World Cup form guide
The Six Nations offers a final chance to see Europe’s major contenders in full throttle before attention switches to the World Cup. Summer warm-up games will allow coaches to make final selection touches, but for serious competitive action, this season’s tournament has extra spice. It will be a major surprise if Ireland or France do not head to the World Cup with a Six Nations title in the locker, although both will have pressures, given that Ireland have never progressed beyond the tournament’s quarter-final phase and France face huge home nation expectation. Time is not on the side of Borthwick and Gatland, given their recent appointments, but both will oversee hugely-competitive squads, while it could be Gregor Townsend’s last Six Nations campaign as Scotland head coach, given speculation that he might be heading to new pastures later this year.

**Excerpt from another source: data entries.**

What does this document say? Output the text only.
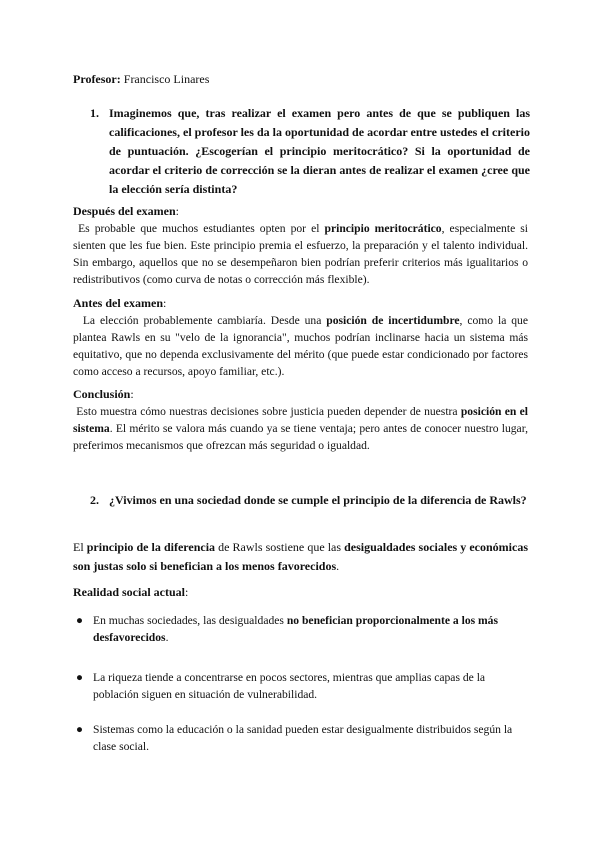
Profesor: Francisco Linares
1. Imaginemos que, tras realizar el examen pero antes de que se publiquen las calificaciones, el profesor les da la oportunidad de acordar entre ustedes el criterio de puntuación. ¿Escogerían el principio meritocrático? Si la oportunidad de acordar el criterio de corrección se la dieran antes de realizar el examen ¿cree que la elección sería distinta?
Después del examen:

Es probable que muchos estudiantes opten por el principio meritocrático, especialmente si sienten que les fue bien. Este principio premia el esfuerzo, la preparación y el talento individual. Sin embargo, aquellos que no se desempeñaron bien podrían preferir criterios más igualitarios o redistributivos (como curva de notas o corrección más flexible).

Antes del examen:

La elección probablemente cambiaría. Desde una posición de incertidumbre, como la que plantea Rawls en su "velo de la ignorancia", muchos podrían inclinarse hacia un sistema más equitativo, que no dependa exclusivamente del mérito (que puede estar condicionado por factores como acceso a recursos, apoyo familiar, etc.).

Conclusión:

Esto muestra cómo nuestras decisiones sobre justicia pueden depender de nuestra posición en el sistema. El mérito se valora más cuando ya se tiene ventaja; pero antes de conocer nuestro lugar, preferimos mecanismos que ofrezcan más seguridad o igualdad.

2. ¿Vivimos en una sociedad donde se cumple el principio de la diferencia de Rawls?
El principio de la diferencia de Rawls sostiene que las desigualdades sociales y económicas son justas solo si benefician a los menos favorecidos.
Realidad social actual:
● En muchas sociedades, las desigualdades no benefician proporcionalmente a los más desfavorecidos.
● La riqueza tiende a concentrarse en pocos sectores, mientras que amplias capas de la población siguen en situación de vulnerabilidad.
● Sistemas como la educación o la sanidad pueden estar desigualmente distribuidos según la clase social.
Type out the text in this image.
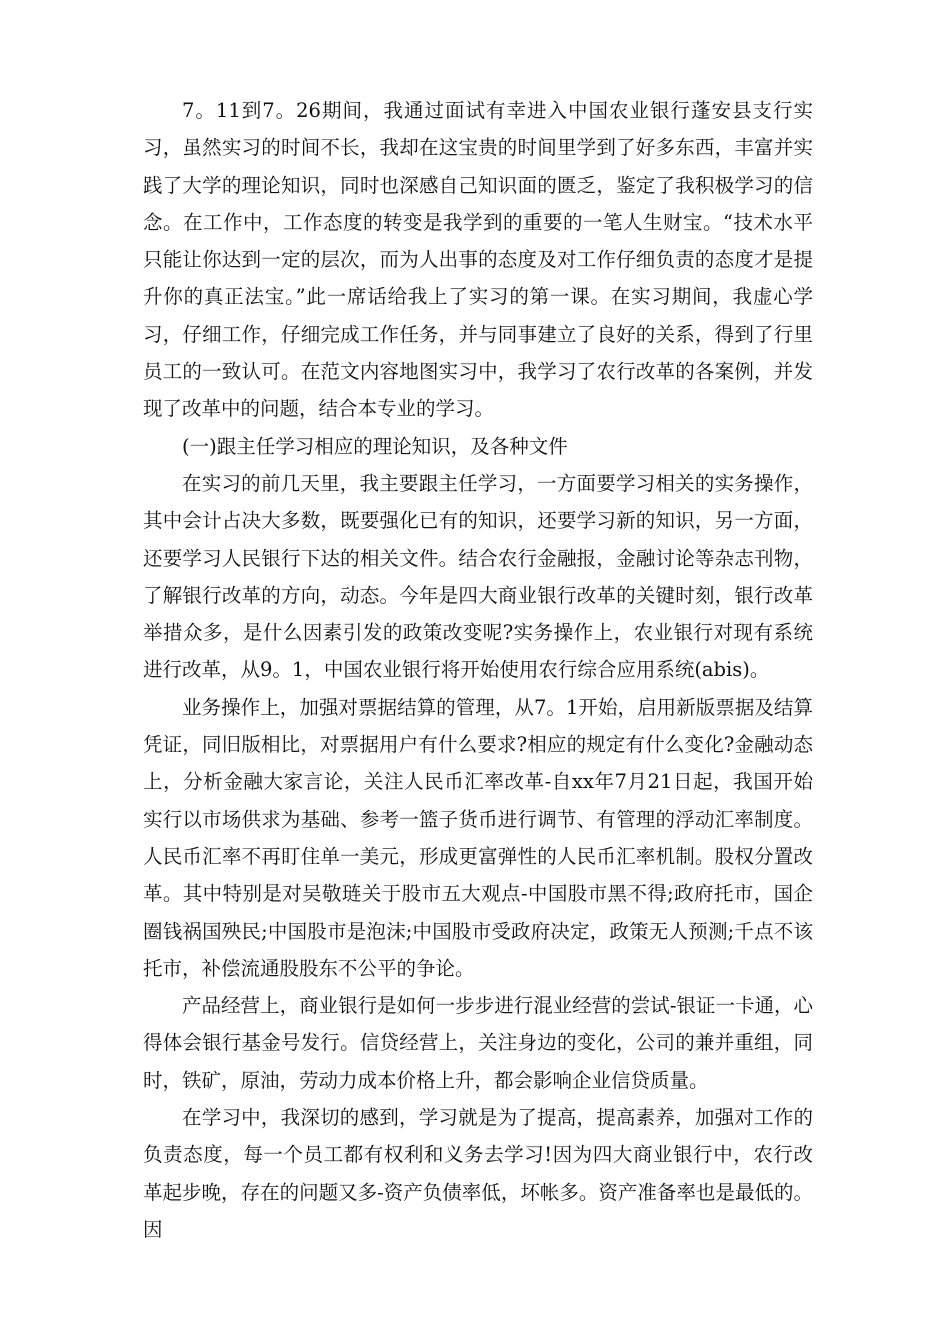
7。11到7。26期间，我通过面试有幸进入中国农业银行蓬安县支行实习，虽然实习的时间不长，我却在这宝贵的时间里学到了好多东西，丰富并实践了大学的理论知识，同时也深感自己知识面的匮乏，鉴定了我积极学习的信念。在工作中，工作态度的转变是我学到的重要的一笔人生财宝。“技术水平只能让你达到一定的层次，而为人出事的态度及对工作仔细负责的态度才是提升你的真正法宝。”此一席话给我上了实习的第一课。在实习期间，我虚心学习，仔细工作，仔细完成工作任务，并与同事建立了良好的关系，得到了行里员工的一致认可。在范文内容地图实习中，我学习了农行改革的各案例，并发现了改革中的问题，结合本专业的学习。

(一)跟主任学习相应的理论知识，及各种文件

在实习的前几天里，我主要跟主任学习，一方面要学习相关的实务操作，其中会计占决大多数，既要强化已有的知识，还要学习新的知识，另一方面，还要学习人民银行下达的相关文件。结合农行金融报，金融讨论等杂志刊物，了解银行改革的方向，动态。今年是四大商业银行改革的关键时刻，银行改革举措众多，是什么因素引发的政策改变呢?实务操作上，农业银行对现有系统进行改革，从9。1，中国农业银行将开始使用农行综合应用系统(abis)。

业务操作上，加强对票据结算的管理，从7。1开始，启用新版票据及结算凭证，同旧版相比，对票据用户有什么要求?相应的规定有什么变化?金融动态上，分析金融大家言论，关注人民币汇率改革-自xx年7月21日起，我国开始实行以市场供求为基础、参考一篮子货币进行调节、有管理的浮动汇率制度。人民币汇率不再盯住单一美元，形成更富弹性的人民币汇率机制。股权分置改革。其中特别是对吴敬琏关于股市五大观点-中国股市黑不得;政府托市，国企圈钱祸国殃民;中国股市是泡沫;中国股市受政府决定，政策无人预测;千点不该托市，补偿流通股股东不公平的争论。

产品经营上，商业银行是如何一步步进行混业经营的尝试-银证一卡通，心得体会银行基金号发行。信贷经营上，关注身边的变化，公司的兼并重组，同时，铁矿，原油，劳动力成本价格上升，都会影响企业信贷质量。

在学习中，我深切的感到，学习就是为了提高，提高素养，加强对工作的负责态度，每一个员工都有权利和义务去学习!因为四大商业银行中，农行改革起步晚，存在的问题又多-资产负债率低，坏帐多。资产准备率也是最低的。因
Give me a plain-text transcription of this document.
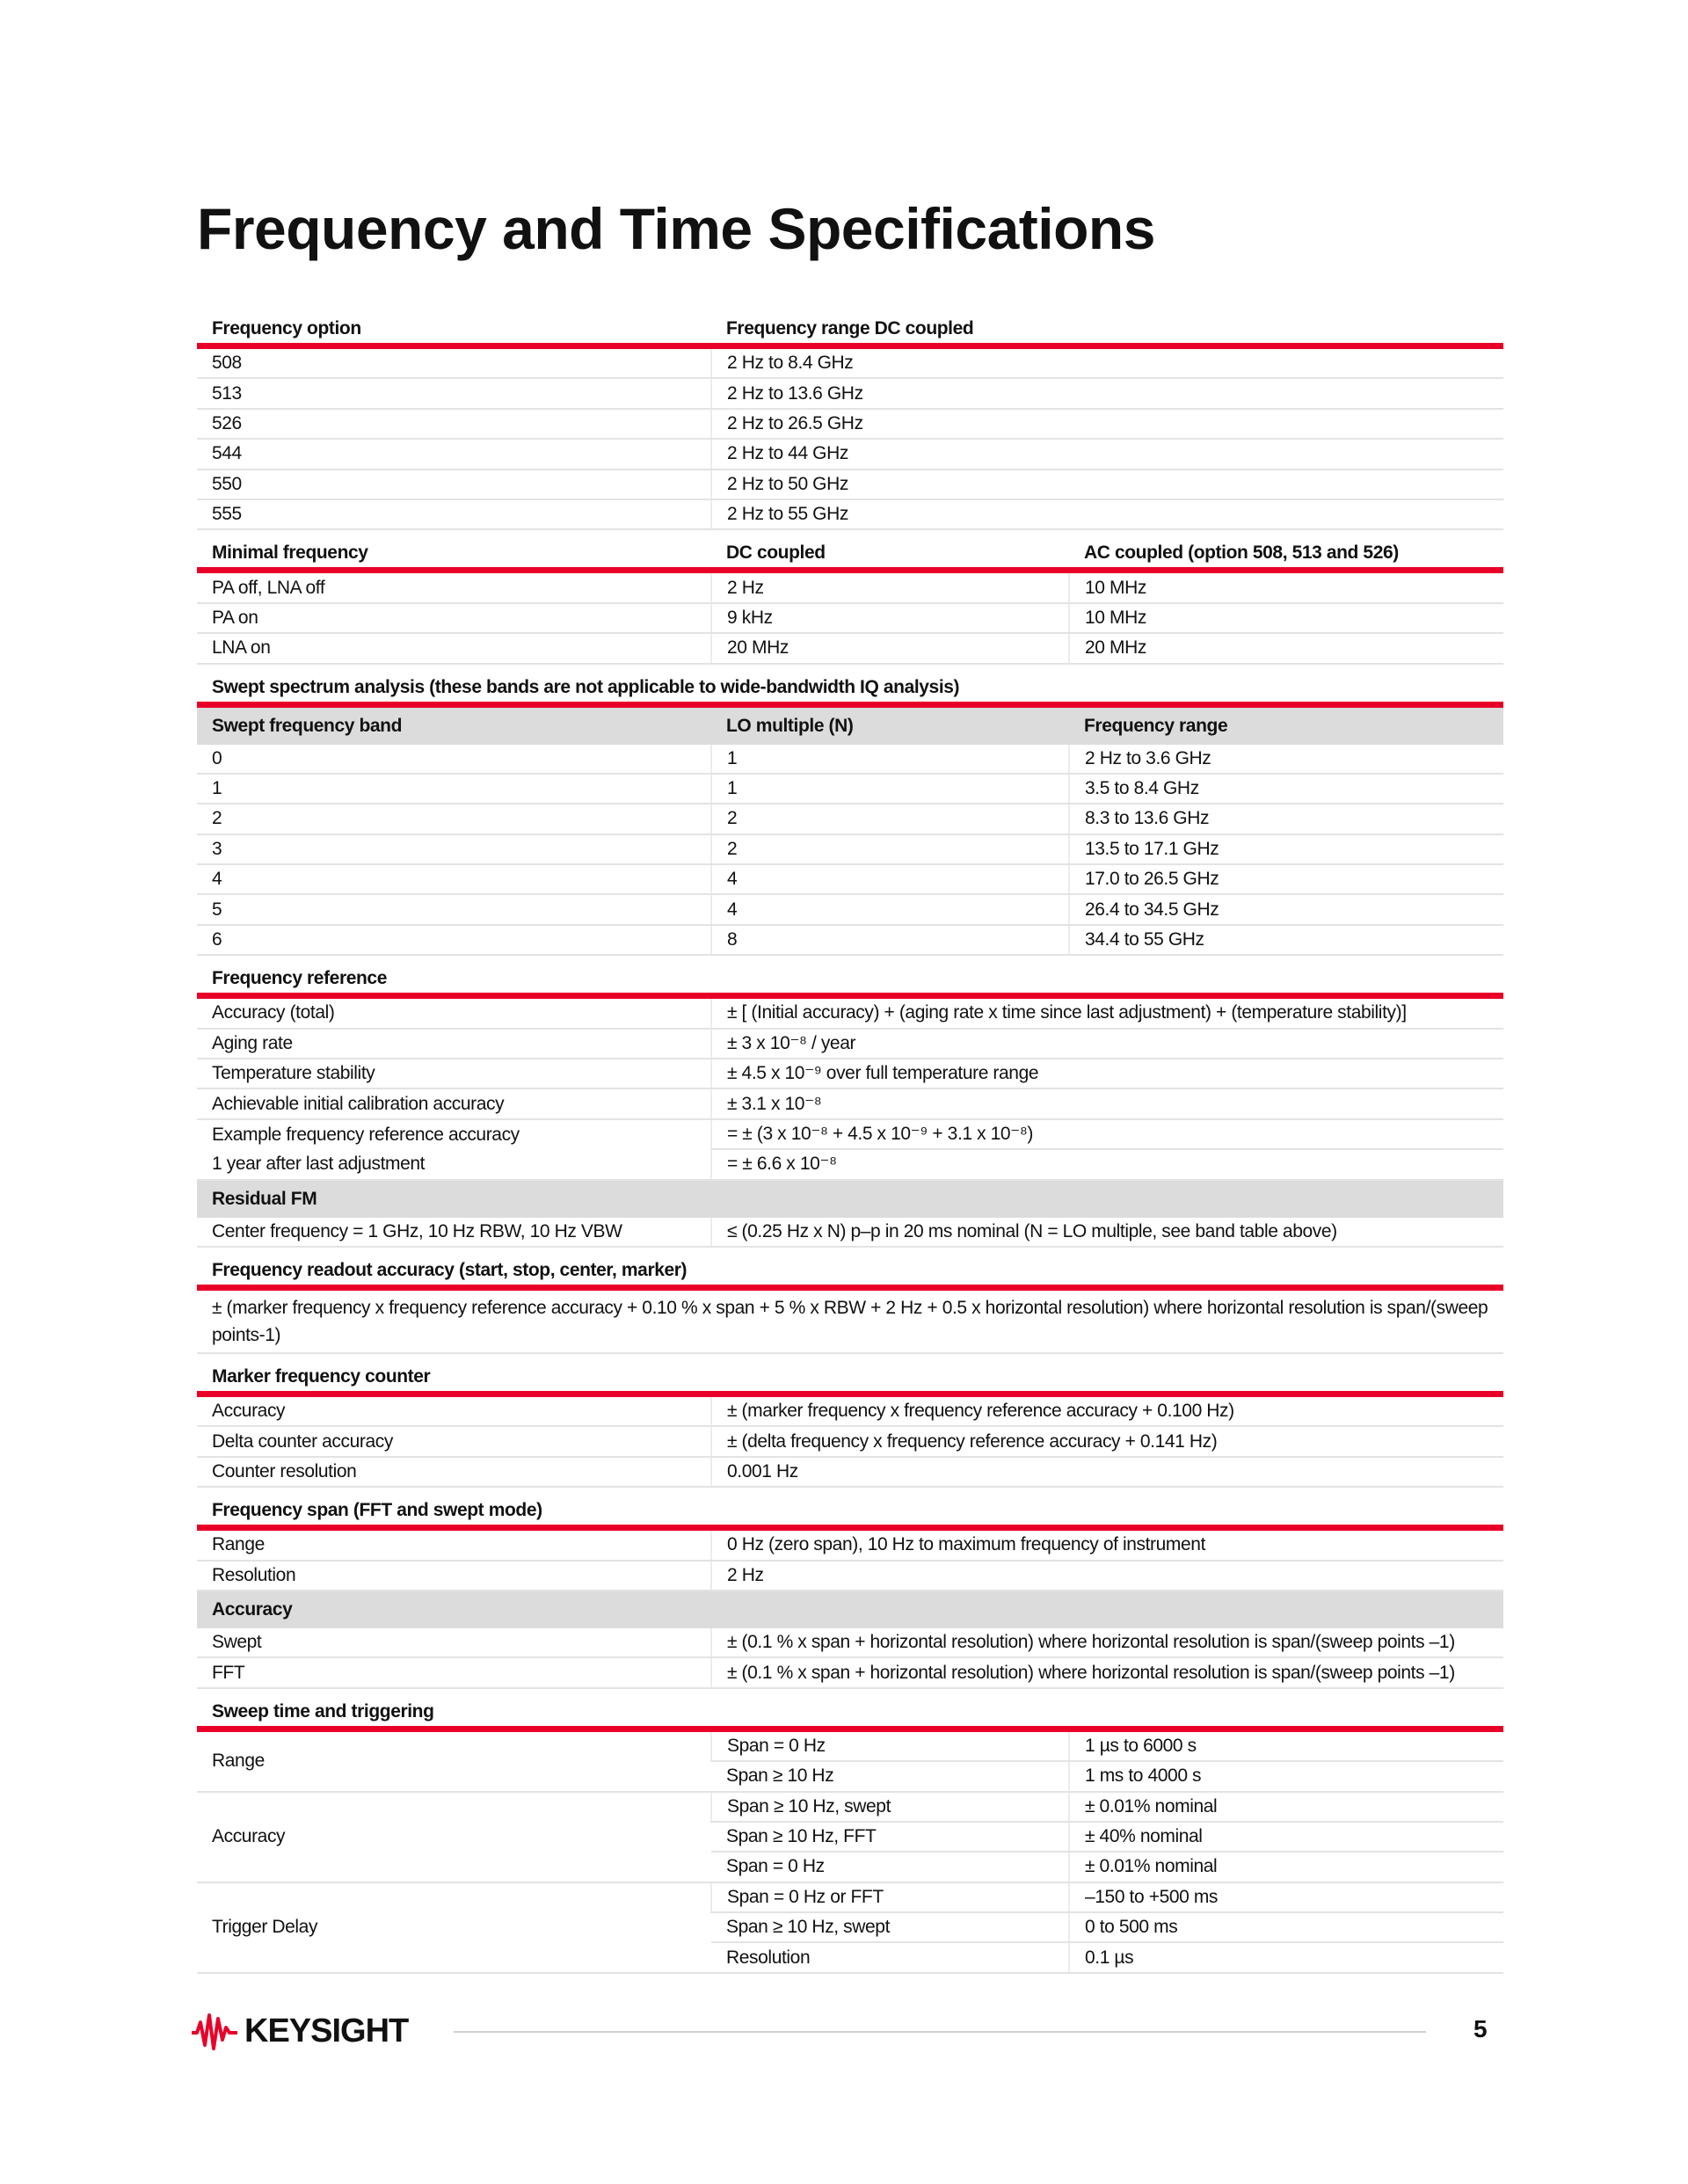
Frequency and Time Specifications
Frequency option	Frequency range DC coupled

508	2 Hz to 8.4 GHz
513	2 Hz to 13.6 GHz
526	2 Hz to 26.5 GHz
544	2 Hz to 44 GHz
550	2 Hz to 50 GHz
555	2 Hz to 55 GHz
Minimal frequency	DC coupled	AC coupled (option 508, 513 and 526)

PA off, LNA off	2 Hz	10 MHz
PA on	9 kHz	10 MHz
LNA on	20 MHz	20 MHz
Swept spectrum analysis (these bands are not applicable to wide-bandwidth IQ analysis)		

Swept frequency band	LO multiple (N)	Frequency range
0	1	2 Hz to 3.6 GHz
1	1	3.5 to 8.4 GHz
2	2	8.3 to 13.6 GHz
3	2	13.5 to 17.1 GHz
4	4	17.0 to 26.5 GHz
5	4	26.4 to 34.5 GHz
6	8	34.4 to 55 GHz
Frequency reference	

Accuracy (total)	± [ (Initial accuracy) + (aging rate x time since last adjustment) + (temperature stability)]
Aging rate	± 3 x 10⁻⁸ / year
Temperature stability	± 4.5 x 10⁻⁹ over full temperature range
Achievable initial calibration accuracy	± 3.1 x 10⁻⁸
Example frequency reference accuracy	= ± (3 x 10⁻⁸ + 4.5 x 10⁻⁹ + 3.1 x 10⁻⁸)
1 year after last adjustment	= ± 6.6 x 10⁻⁸
Residual FM	
Center frequency = 1 GHz, 10 Hz RBW, 10 Hz VBW	≤ (0.25 Hz x N) p–p in 20 ms nominal (N = LO multiple, see band table above)
Frequency readout accuracy (start, stop, center, marker)

± (marker frequency x frequency reference accuracy + 0.10 % x span + 5 % x RBW + 2 Hz + 0.5 x horizontal resolution) where horizontal resolution is span/(sweep points-1)
Marker frequency counter	

Accuracy	± (marker frequency x frequency reference accuracy + 0.100 Hz)
Delta counter accuracy	± (delta frequency x frequency reference accuracy + 0.141 Hz)
Counter resolution	0.001 Hz
Frequency span (FFT and swept mode)	

Range	0 Hz (zero span), 10 Hz to maximum frequency of instrument
Resolution	2 Hz
Accuracy	
Swept	± (0.1 % x span + horizontal resolution) where horizontal resolution is span/(sweep points –1)
FFT	± (0.1 % x span + horizontal resolution) where horizontal resolution is span/(sweep points –1)
Sweep time and triggering		

Range	Span = 0 Hz	1 µs to 6000 s
	Span ≥ 10 Hz	1 ms to 4000 s
Accuracy	Span ≥ 10 Hz, swept	± 0.01% nominal
	Span ≥ 10 Hz, FFT	± 40% nominal
	Span = 0 Hz	± 0.01% nominal
Trigger Delay	Span = 0 Hz or FFT	–150 to +500 ms
	Span ≥ 10 Hz, swept	0 to 500 ms
	Resolution	0.1 µs
KEYSIGHT	5
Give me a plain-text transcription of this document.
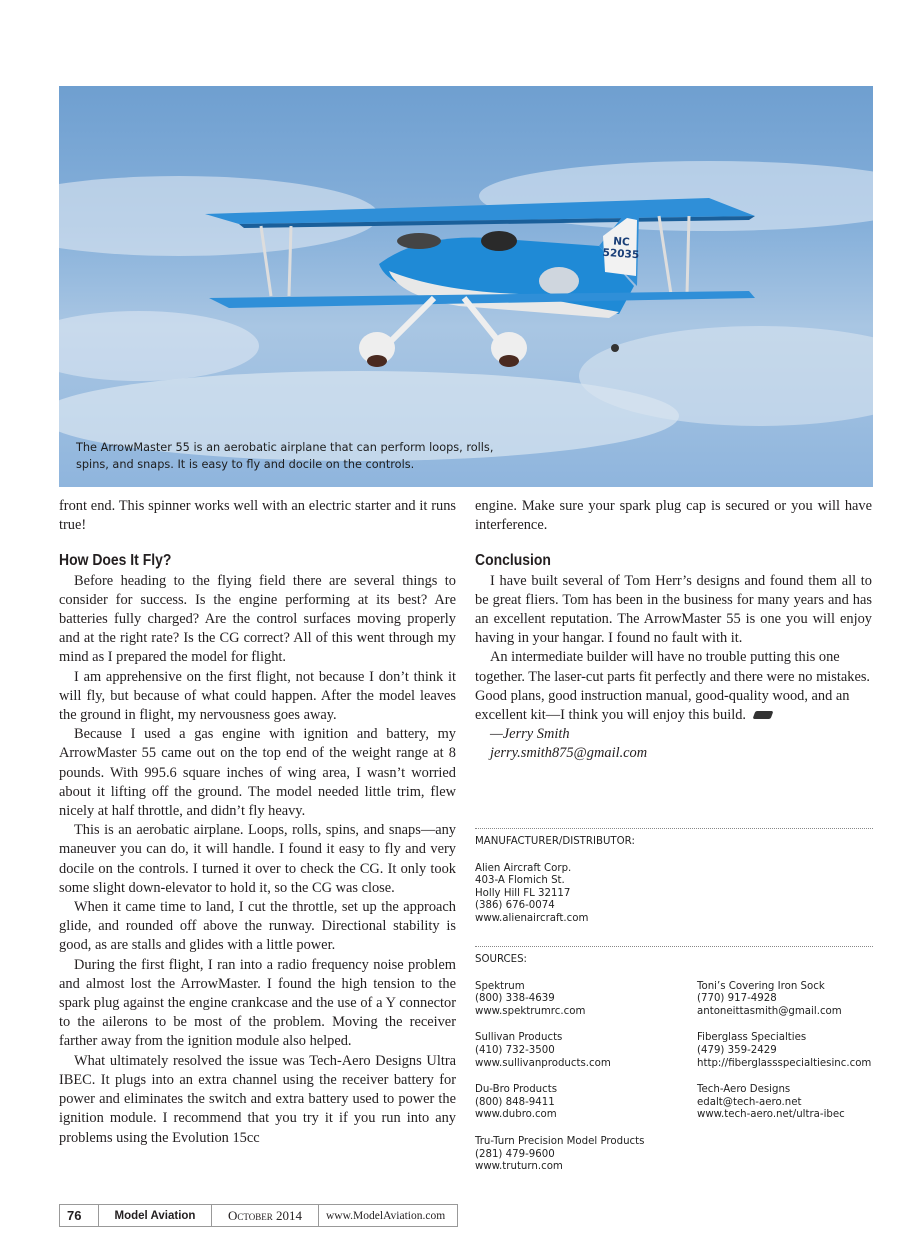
NC 52035
The ArrowMaster 55 is an aerobatic airplane that can perform loops, rolls, spins, and snaps. It is easy to fly and docile on the controls.

front end. This spinner works well with an electric starter and it runs true!

How Does It Fly?

Before heading to the flying field there are several things to consider for success. Is the engine performing at its best? Are batteries fully charged? Are the control surfaces moving properly and at the right rate? Is the CG correct? All of this went through my mind as I prepared the model for flight.

I am apprehensive on the first flight, not because I don’t think it will fly, but because of what could happen. After the model leaves the ground in flight, my nervousness goes away.

Because I used a gas engine with ignition and battery, my ArrowMaster 55 came out on the top end of the weight range at 8 pounds. With 995.6 square inches of wing area, I wasn’t worried about it lifting off the ground. The model needed little trim, flew nicely at half throttle, and didn’t fly heavy.

This is an aerobatic airplane. Loops, rolls, spins, and snaps—any maneuver you can do, it will handle. I found it easy to fly and very docile on the controls. I turned it over to check the CG. It only took some slight down-elevator to hold it, so the CG was close.

When it came time to land, I cut the throttle, set up the approach glide, and rounded off above the runway. Directional stability is good, as are stalls and glides with a little power.

During the first flight, I ran into a radio frequency noise problem and almost lost the ArrowMaster. I found the high tension to the spark plug against the engine crankcase and the use of a Y connector to the ailerons to be most of the problem. Moving the receiver farther away from the ignition module also helped.

What ultimately resolved the issue was Tech-Aero Designs Ultra IBEC. It plugs into an extra channel using the receiver battery for power and eliminates the switch and extra battery used to power the ignition module. I recommend that you try it if you run into any problems using the Evolution 15cc

engine. Make sure your spark plug cap is secured or you will have interference.

Conclusion

I have built several of Tom Herr’s designs and found them all to be great fliers. Tom has been in the business for many years and has an excellent reputation. The ArrowMaster 55 is one you will enjoy having in your hangar. I found no fault with it.

An intermediate builder will have no trouble putting this one together. The laser-cut parts fit perfectly and there were no mistakes. Good plans, good instruction manual, good-quality wood, and an excellent kit—I think you will enjoy this build.

—Jerry Smith

jerry.smith875@gmail.com

MANUFACTURER/DISTRIBUTOR:
Alien Aircraft Corp.
403-A Flomich St.
Holly Hill FL 32117
(386) 676-0074
www.alienaircraft.com
SOURCES:
Spektrum
(800) 338-4639
www.spektrumrc.com
Sullivan Products
(410) 732-3500
www.sullivanproducts.com
Du-Bro Products
(800) 848-9411
www.dubro.com
Tru-Turn Precision Model Products
(281) 479-9600
www.truturn.com
Toni’s Covering Iron Sock
(770) 917-4928
antoneittasmith@gmail.com
Fiberglass Specialties
(479) 359-2429
http://fiberglassspecialtiesinc.com
Tech-Aero Designs
edalt@tech-aero.net
www.tech-aero.net/ultra-ibec
76	Model Aviation	October 2014	www.ModelAviation.com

2023 Guinness Six Nations championship fixtures and officials (kick-off times GMT)

February 4
Wales v Ireland (Cardiff, 1415): referee – Karl Dickson (England); assistant referees – Angus Gardner (Australia), Luke Pearce (England).

England v Scotland (Twickenham, 1645): referee – Paul Williams (New Zealand); assistant referees – Ben O’Keeffe, James Doleman (both New Zealand).

February 5
Italy v France (Rome, 1500): referee – Matthew Carley (England); assistant referees – Nic Berry, Jordan Way (both Australia).


February 11
Ireland v France (Dublin, 1415): referee – Wayne Barnes (England); assistant referees – Matthew Carley (England), Jordan Way (Australia).

Scotland v Wales (Edinburgh, 1645): referee – Andrew Brace (Ireland); assistant referees – Frank Murphy, Chris Busby (both Ireland).

February 12
England v Italy (Twickenham, 1500): referee – James Doleman (New Zealand); assistant referees – Mathieu Raynal, Tual Trainini (both France).

February 25
Italy v Ireland (Rome, 1415): referee – Mike Adamson (Scotland); assistant referees – Wayne Barnes (England), Craig Evans (Wales).

Wales v England (Cardiff, 1645): referee – Mathieu Raynal (France); assistant referees – Andrew Brace (Ireland), Pierre Brousset (France).

February 26
France v Scotland (Paris, 1500): referee – Nika Amashukeli (Georgia); assistant referees – Karl Dickson (England), Andrea Piardi (Italy).

March 11
Italy v Wales (Rome, 1415): referee – Damon Murphy (Australia); assistant referees – Karl Dickson (England), Chris Busby (Ireland).

England v France (Twickenham, 1645): referee – Ben O’Keeffe (New Zealand; assistant referees – Jaco Peyper (South Africa), Andrea Piardi (Italy).

March 12
Scotland v Ireland (Edinburgh, 1500): referee – Luke Pearce (England); assistant referees – Wayne Barnes, Christophe Ridley (both England).

March 18
Scotland v Italy (Edinburgh, 1230): referee – Angus Gardner (Australia); assistant referees – Matthew Carley (England), Craig Evans (Wales).

France v Wales (Paris, 1445): referee – Nic Berry (Australia); assistant referees – Andrew Brace (Ireland), Christophe Ridley (England).

Ireland v England (Dublin, 1700): referee – Jaco Peyper (South Africa); assistant referees – Ben O’Keeffe (New Zealand), Pierre Brousset (France).